Prophylactic HIV vaccine: vaccine regimens in clinical trials and potential challenges
Published in Expert Review of Vaccines, 2020
Punnee Pitisuttithum, Mary Anne Marovich
Development of a safe and effective HIV vaccine preventing HIV infection has been challenging. Two early Phase 3 trials tested a simple regimen using a recombinant bivalent glycoprotein 120 (gp120) vaccine (AIDSVAX B/B, AIDSVAX B/E candidates). The Vax 004 study used AIDSVAX B/B alone and the Vax003 study used AIDSVAX B/E alone and both protein variants failed to show efficacy in preventing HIV-1 infection [4,5]. Two related efficacy trials followed: the STEP study (USA) and the Phambili study (South Africa) used weakened adenovirus (Ad5) vectors (MRKAd5/HIV-1 Gag/Pol/Nef vaccine) which also did not reduce HIV-1 infections [6,7]. However, the ALVAC-HIV (vCP1521) viral vector prime and boosted with AIDSVAX B/E gp120 protein (RV144 study, Thailand) showed a statistically significant reduction in HIV-1 infection. The Kaplan–Meier curve of HIV acquisition in the RV144 study, published in the NEJM (2009), showed an early and clear separation of treatment arms [8]. RV144 study was important because it was the first time any HIV vaccine showed protection and offered the promise that a vaccine is within reach. Correlates of reduced risk (CoR) in the RV144 study were identified and included non-neutralizing antibodies directed to the V1-V2 region of envelope along with other anti-viral antibody-mediated protection. In order to substantiate and improve upon RV144, the Pox Protein Public Private Partnership (P5) was established to redesign and manufacture a similar prime boost vaccine regimen to address the Clade C epidemic.
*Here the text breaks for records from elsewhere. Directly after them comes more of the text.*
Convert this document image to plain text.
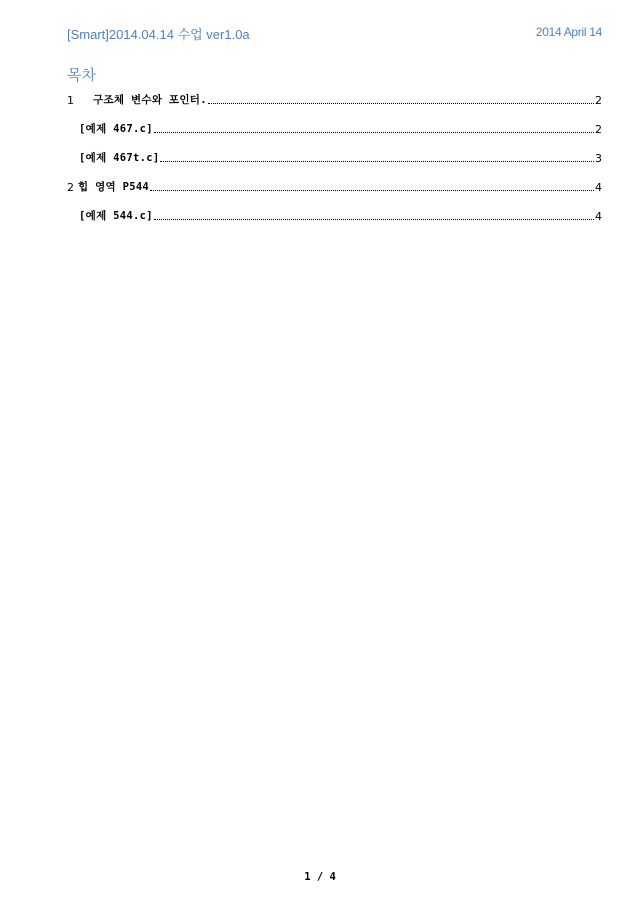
[Smart]2014.04.14 수업 ver1.0a	2014 April 14
목차
1	구조체 변수와 포인터.	2
[예제 467.c]	2
[예제 467t.c]	3
2 힙 영역 P544	4
[예제 544.c]	4
1 / 4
After safety and immunogenicity testing of ALVAC (Clade C) viral vector primed and boost with AIDSVAX Clade C adjuvanted with MF59 met pre-specified go-no go criteria, another efficacy study (HVTN702) with this regimen was launched in 2016. Other vaccine candidates, focusing on improving cellular-based immune responses, using a DNA vaccine prime-rAd5 vaccine boost, did not show efficacy [9].